Conductance stable and mechanically durable bi-layer EGaIn composite-coated stretchable fiber for 1D bioelectronics

Abstract

Deformable semi-solid liquid metal particles (LMP) have emerged as a promising substitute for rigid conductive fillers due to their excellent electrical properties and stable conductance under strain. However, achieving a compact and robust coating of LMP on fibers remains a persistent challenge, mainly due to the incompatibility of conventional coating techniques with LMP. Additionally, the limited durability and absence of initial electrical conductivity of LMP restrict their widespread application. In this study, we propose a solution process that robustly and compactly assembles mechanically durable and initially conductive LMP on fibers. Specifically, we present a shearing-based deposition of polymer-attached LMP followed by additional coating with CNT-attached LMP to create bi-layer LMP composite with exceptional durability, electrical conductivity, stretchability, and biocompatibility on various fibers.
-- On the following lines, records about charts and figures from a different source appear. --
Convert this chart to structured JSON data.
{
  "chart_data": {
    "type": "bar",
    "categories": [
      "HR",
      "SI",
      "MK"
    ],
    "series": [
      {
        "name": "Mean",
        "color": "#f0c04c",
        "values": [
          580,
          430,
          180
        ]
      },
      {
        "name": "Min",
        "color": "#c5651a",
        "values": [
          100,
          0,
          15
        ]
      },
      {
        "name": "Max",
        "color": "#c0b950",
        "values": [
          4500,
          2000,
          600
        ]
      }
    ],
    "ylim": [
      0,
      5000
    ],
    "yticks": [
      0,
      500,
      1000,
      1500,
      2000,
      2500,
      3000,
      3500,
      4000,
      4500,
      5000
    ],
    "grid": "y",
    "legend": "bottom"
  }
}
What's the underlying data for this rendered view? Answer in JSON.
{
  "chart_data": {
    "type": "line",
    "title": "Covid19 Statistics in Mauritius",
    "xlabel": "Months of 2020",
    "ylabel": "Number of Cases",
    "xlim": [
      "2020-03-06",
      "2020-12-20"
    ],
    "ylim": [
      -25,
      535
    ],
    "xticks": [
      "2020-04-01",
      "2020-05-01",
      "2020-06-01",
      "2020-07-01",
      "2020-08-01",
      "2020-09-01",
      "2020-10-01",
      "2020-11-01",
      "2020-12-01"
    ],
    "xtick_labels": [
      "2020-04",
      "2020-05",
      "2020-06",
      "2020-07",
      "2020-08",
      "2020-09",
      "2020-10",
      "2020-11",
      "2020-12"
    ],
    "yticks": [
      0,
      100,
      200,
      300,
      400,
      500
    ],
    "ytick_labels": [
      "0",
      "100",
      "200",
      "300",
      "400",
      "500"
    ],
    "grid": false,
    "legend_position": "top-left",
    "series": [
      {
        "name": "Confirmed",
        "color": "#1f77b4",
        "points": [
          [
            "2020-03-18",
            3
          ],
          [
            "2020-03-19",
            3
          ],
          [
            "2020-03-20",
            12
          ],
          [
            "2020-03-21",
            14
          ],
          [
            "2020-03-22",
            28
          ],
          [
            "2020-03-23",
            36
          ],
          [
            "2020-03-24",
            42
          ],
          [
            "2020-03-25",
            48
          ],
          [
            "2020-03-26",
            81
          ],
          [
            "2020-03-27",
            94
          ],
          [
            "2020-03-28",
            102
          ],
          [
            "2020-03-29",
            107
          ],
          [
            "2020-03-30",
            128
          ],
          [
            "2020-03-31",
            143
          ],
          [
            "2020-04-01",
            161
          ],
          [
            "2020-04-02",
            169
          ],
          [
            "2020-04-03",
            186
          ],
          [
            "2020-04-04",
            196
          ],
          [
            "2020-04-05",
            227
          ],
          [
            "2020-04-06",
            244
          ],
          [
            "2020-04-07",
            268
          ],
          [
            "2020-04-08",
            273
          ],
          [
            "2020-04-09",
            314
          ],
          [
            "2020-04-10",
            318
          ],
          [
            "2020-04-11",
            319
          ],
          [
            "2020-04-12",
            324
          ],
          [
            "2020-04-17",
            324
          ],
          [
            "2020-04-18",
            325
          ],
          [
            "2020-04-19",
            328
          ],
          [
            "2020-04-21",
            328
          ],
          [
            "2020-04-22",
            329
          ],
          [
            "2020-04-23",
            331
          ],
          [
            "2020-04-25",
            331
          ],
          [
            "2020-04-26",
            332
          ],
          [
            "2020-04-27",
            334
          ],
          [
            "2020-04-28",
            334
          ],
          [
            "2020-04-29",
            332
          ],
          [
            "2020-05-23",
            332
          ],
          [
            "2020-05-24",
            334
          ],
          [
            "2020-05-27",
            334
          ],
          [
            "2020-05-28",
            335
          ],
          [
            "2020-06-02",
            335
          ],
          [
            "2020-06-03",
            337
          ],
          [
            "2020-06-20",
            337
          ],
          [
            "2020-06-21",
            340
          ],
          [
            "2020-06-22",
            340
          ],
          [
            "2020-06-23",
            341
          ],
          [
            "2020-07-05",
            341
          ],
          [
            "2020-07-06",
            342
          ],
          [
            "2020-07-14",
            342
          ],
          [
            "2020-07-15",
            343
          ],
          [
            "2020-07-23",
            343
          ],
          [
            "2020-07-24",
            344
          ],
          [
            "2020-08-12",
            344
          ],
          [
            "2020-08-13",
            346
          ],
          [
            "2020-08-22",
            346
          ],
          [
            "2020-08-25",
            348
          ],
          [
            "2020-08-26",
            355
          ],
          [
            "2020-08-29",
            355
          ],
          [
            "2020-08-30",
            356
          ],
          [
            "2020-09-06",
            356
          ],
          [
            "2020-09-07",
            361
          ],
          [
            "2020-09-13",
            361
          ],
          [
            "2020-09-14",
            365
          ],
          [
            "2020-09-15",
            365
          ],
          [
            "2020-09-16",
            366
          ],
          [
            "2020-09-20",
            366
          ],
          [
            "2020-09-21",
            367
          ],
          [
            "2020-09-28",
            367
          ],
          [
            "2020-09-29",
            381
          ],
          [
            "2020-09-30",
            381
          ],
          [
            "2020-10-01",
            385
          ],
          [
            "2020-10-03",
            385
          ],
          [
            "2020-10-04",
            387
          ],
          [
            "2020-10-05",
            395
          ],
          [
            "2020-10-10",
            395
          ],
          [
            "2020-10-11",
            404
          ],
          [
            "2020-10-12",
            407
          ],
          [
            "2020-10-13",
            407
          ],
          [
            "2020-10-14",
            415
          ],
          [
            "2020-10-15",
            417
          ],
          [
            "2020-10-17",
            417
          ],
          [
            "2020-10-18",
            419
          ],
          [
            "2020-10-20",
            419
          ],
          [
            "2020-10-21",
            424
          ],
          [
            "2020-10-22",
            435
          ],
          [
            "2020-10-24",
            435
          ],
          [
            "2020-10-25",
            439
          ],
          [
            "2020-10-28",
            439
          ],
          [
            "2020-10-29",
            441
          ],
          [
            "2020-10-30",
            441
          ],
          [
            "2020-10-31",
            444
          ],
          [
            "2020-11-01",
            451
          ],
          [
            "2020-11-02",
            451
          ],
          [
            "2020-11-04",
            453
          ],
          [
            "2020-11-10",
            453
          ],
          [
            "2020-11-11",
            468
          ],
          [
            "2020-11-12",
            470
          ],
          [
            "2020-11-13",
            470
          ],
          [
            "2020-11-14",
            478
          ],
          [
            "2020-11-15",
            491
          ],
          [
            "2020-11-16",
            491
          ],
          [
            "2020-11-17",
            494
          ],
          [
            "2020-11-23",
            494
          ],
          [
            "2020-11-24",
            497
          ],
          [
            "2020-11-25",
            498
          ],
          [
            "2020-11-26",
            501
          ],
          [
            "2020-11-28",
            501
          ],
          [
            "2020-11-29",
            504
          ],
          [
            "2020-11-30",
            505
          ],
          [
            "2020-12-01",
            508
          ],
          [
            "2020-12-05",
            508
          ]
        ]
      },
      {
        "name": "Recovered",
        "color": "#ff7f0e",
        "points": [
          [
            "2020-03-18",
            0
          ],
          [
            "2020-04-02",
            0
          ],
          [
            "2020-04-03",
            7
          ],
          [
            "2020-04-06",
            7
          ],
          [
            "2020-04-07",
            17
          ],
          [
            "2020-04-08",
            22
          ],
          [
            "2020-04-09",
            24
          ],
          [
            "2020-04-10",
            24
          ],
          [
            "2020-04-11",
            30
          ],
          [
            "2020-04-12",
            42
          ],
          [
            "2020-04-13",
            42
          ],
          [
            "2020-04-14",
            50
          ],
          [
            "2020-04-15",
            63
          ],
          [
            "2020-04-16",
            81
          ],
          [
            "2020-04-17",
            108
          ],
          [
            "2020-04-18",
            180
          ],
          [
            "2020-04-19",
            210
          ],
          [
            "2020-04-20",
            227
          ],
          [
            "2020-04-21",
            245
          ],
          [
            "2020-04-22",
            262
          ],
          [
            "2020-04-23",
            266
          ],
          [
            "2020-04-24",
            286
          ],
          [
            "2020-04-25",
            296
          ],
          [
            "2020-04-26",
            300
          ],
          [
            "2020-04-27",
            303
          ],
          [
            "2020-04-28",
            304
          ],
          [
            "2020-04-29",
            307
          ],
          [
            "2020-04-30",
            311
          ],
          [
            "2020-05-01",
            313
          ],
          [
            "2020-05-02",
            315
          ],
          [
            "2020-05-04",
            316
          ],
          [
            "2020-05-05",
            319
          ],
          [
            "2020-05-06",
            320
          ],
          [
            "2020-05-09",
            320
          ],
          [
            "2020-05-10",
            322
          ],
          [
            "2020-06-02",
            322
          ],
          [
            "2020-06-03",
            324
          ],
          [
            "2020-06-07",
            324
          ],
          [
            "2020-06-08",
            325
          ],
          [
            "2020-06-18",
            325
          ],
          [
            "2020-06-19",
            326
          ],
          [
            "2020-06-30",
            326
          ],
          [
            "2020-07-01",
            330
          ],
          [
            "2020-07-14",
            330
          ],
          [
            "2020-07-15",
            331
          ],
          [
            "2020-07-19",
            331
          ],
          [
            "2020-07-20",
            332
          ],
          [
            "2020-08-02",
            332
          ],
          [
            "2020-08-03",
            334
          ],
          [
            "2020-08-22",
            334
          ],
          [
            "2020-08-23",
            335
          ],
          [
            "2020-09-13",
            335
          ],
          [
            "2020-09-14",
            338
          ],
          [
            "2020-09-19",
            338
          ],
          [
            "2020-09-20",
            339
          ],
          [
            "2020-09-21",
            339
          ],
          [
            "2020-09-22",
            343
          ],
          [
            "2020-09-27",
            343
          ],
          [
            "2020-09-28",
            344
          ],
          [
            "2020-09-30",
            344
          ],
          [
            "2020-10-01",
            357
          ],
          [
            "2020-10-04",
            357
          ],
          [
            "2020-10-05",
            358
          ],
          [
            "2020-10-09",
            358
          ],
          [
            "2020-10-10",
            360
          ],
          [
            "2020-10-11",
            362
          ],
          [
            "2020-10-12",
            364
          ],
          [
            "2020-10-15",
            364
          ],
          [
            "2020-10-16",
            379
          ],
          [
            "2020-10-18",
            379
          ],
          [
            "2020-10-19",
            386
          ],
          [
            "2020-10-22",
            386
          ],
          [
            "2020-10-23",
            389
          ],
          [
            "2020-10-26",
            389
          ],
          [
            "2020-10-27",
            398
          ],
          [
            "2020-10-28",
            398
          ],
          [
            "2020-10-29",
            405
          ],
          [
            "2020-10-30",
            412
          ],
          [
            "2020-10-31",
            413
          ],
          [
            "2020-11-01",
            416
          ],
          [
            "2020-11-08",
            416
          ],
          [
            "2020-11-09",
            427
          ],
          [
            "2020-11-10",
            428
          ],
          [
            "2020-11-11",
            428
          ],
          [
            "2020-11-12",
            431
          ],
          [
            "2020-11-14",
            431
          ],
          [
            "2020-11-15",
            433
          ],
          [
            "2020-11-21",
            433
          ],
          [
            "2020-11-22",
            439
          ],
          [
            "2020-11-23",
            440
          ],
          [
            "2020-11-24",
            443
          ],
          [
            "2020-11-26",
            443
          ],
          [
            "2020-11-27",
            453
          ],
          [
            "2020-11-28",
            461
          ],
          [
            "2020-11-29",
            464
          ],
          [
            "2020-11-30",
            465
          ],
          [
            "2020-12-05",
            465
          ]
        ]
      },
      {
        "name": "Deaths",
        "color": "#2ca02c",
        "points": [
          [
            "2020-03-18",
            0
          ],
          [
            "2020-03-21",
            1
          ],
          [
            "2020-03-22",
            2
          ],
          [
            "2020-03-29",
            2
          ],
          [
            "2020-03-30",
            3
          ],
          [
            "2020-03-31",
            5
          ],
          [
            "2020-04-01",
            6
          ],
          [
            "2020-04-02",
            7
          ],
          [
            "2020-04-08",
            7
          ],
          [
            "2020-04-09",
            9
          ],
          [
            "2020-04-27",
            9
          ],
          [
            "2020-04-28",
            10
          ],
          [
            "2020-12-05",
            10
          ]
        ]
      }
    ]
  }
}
The versatility and reliability of this manufacturing strategy for 1D electronics are demonstrated through the development of sewn electrical circuits, smart clothes, stretchable biointerfaced fiber, and multifunctional fiber probes. The mechanical and electrical properties of liquid-metal particle fibers are limited by incompatible coating techniques. Here, Lee et. al. present a solution shearing-based deposition technique for high performance bi-layer stretchable fibers, showcasing applications in smart clothing and 1D bioelectronics.